Coincidentally, my roommate Ryan is a PhD student in zoology working on the nervous system control of respiratory rate (specifically hibernation) in murine models. When I directed these questions to him, I found out a few facts that surprised me.

  1. The opioid binding to receptors is immediate once introduced into the blood and so is the respiratory depression.
  2. However, loss of consciousness can occur before the SpO2 drops, which might mean that pulse oximetry itself is redundant as an early marker.
  3. The drop in SpO2 is sharp with respect to time.

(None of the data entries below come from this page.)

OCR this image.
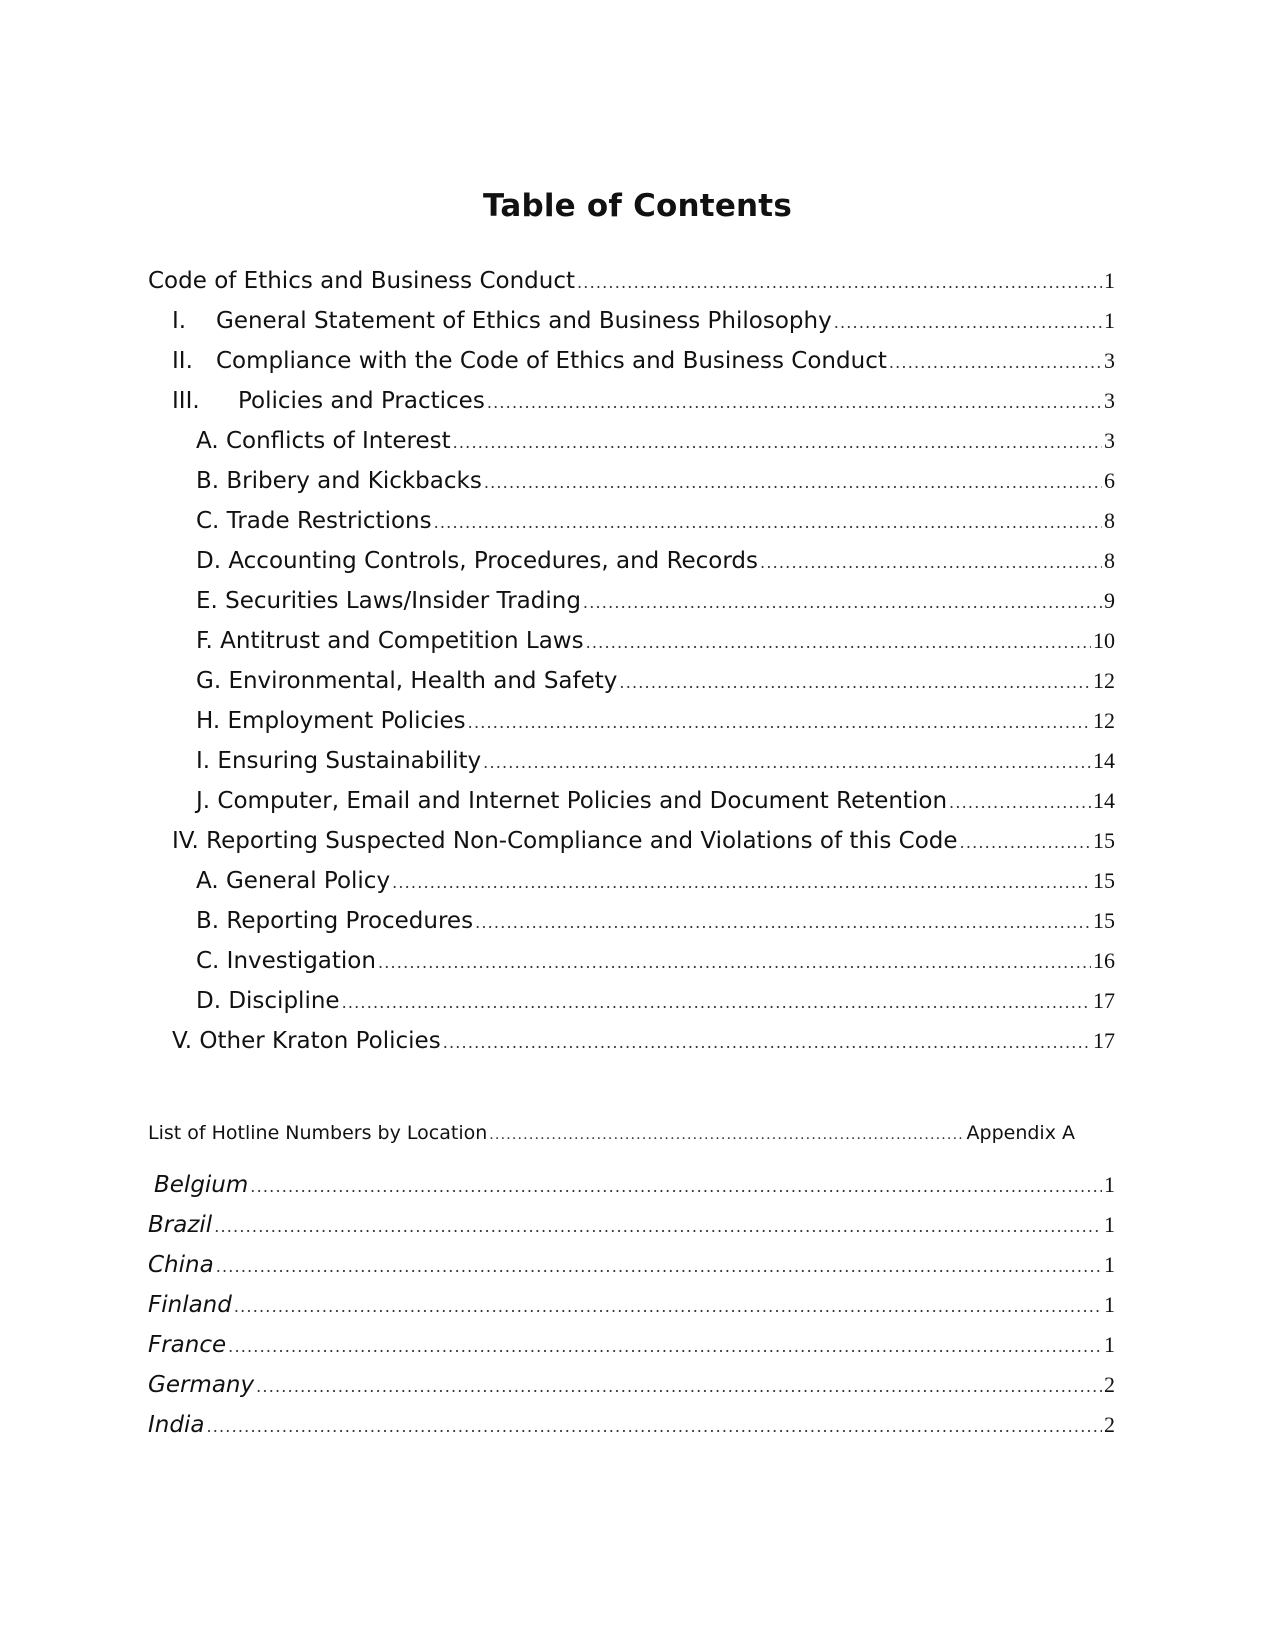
Table of Contents
Code of Ethics and Business Conduct .....	1
I. General Statement of Ethics and Business Philosophy .....	1
II. Compliance with the Code of Ethics and Business Conduct .....	3
III. Policies and Practices .....	3
A. Conflicts of Interest .....	3
B. Bribery and Kickbacks .....	6
C. Trade Restrictions .....	8
D. Accounting Controls, Procedures, and Records .....	8
E. Securities Laws/Insider Trading .....	9
F. Antitrust and Competition Laws .....	10
G. Environmental, Health and Safety .....	12
H. Employment Policies .....	12
I. Ensuring Sustainability .....	14
J. Computer, Email and Internet Policies and Document Retention .....	14
IV. Reporting Suspected Non-Compliance and Violations of this Code .....	15
A. General Policy .....	15
B. Reporting Procedures .....	15
C. Investigation .....	16
D. Discipline .....	17
V. Other Kraton Policies .....	17
List of Hotline Numbers by Location .....	Appendix A
Belgium .....	1
Brazil .....	1
China .....	1
Finland .....	1
France .....	1
Germany .....	2
India .....	2
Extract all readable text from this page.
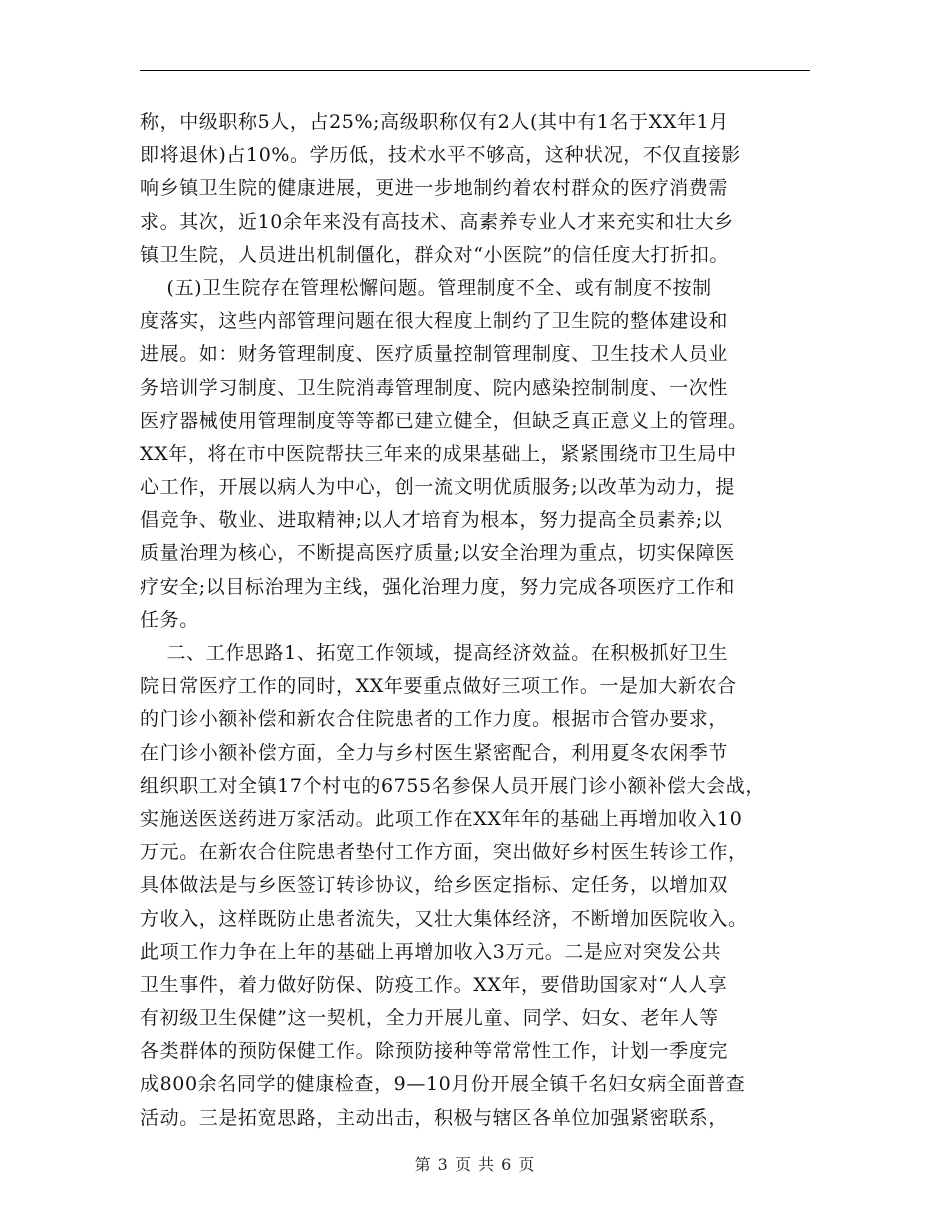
称，中级职称5人，占25%;高级职称仅有2人(其中有1名于XX年1月
即将退休)占10%。学历低，技术水平不够高，这种状况，不仅直接影
响乡镇卫生院的健康进展，更进一步地制约着农村群众的医疗消费需
求。其次，近10余年来没有高技术、高素养专业人才来充实和壮大乡
镇卫生院，人员进出机制僵化，群众对“小医院”的信任度大打折扣。
(五)卫生院存在管理松懈问题。管理制度不全、或有制度不按制
度落实，这些内部管理问题在很大程度上制约了卫生院的整体建设和
进展。如：财务管理制度、医疗质量控制管理制度、卫生技术人员业
务培训学习制度、卫生院消毒管理制度、院内感染控制制度、一次性
医疗器械使用管理制度等等都已建立健全，但缺乏真正意义上的管理。
XX年，将在市中医院帮扶三年来的成果基础上，紧紧围绕市卫生局中
心工作，开展以病人为中心，创一流文明优质服务;以改革为动力，提
倡竞争、敬业、进取精神;以人才培育为根本，努力提高全员素养;以
质量治理为核心，不断提高医疗质量;以安全治理为重点，切实保障医
疗安全;以目标治理为主线，强化治理力度，努力完成各项医疗工作和
任务。
二、工作思路1、拓宽工作领域，提高经济效益。在积极抓好卫生
院日常医疗工作的同时，XX年要重点做好三项工作。一是加大新农合
的门诊小额补偿和新农合住院患者的工作力度。根据市合管办要求，
在门诊小额补偿方面，全力与乡村医生紧密配合，利用夏冬农闲季节
组织职工对全镇17个村屯的6755名参保人员开展门诊小额补偿大会战，
实施送医送药进万家活动。此项工作在XX年年的基础上再增加收入10
万元。在新农合住院患者垫付工作方面，突出做好乡村医生转诊工作，
具体做法是与乡医签订转诊协议，给乡医定指标、定任务，以增加双
方收入，这样既防止患者流失，又壮大集体经济，不断增加医院收入。
此项工作力争在上年的基础上再增加收入3万元。二是应对突发公共
卫生事件，着力做好防保、防疫工作。XX年，要借助国家对“人人享
有初级卫生保健”这一契机，全力开展儿童、同学、妇女、老年人等
各类群体的预防保健工作。除预防接种等常常性工作，计划一季度完
成800余名同学的健康检查，9—10月份开展全镇千名妇女病全面普查
活动。三是拓宽思路，主动出击，积极与辖区各单位加强紧密联系，
第 3 页 共 6 页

Respiratory rate and pulse oximetry are therefore crucial signs that need to observed post OD. As a change in respiratory rate precedes one in SpO2, an early detection system must rely on the former. Respiratory rate can be measured through multiple invasive methods such as capnography (measuring CO2 concentration in the expired volume) and impedance capnography (4 probe electrodes on the chest which measure impedance change). However, I came across the Nellcor technology from Medtronic-Covidien which is a software that calculates the respiratory rate using nothing but the photo plethysmograph (PPG). They allude to observing changes in the baseline value, amplitude and frequency in the pleth waveform, assigning weights and averaging over a 40 second interval to compute respiratory rate.

I found an academic abstract that discusses respiration induced variations in the PPG waveform which concludes that amplitude variations correlate with the respiratory rate. However, this correlation is confounded and overshadowed by motion artifacts. Applying excessive pressure through the pulseOx sensor has similar effects.

To conclude, a pulseox vital signs system can and should definitely be prototyped as a possible solution to early diagnosis. The next few posts will focus about issues such as human centered design, user compliance and technical details of the prototyping of a PulseOx system.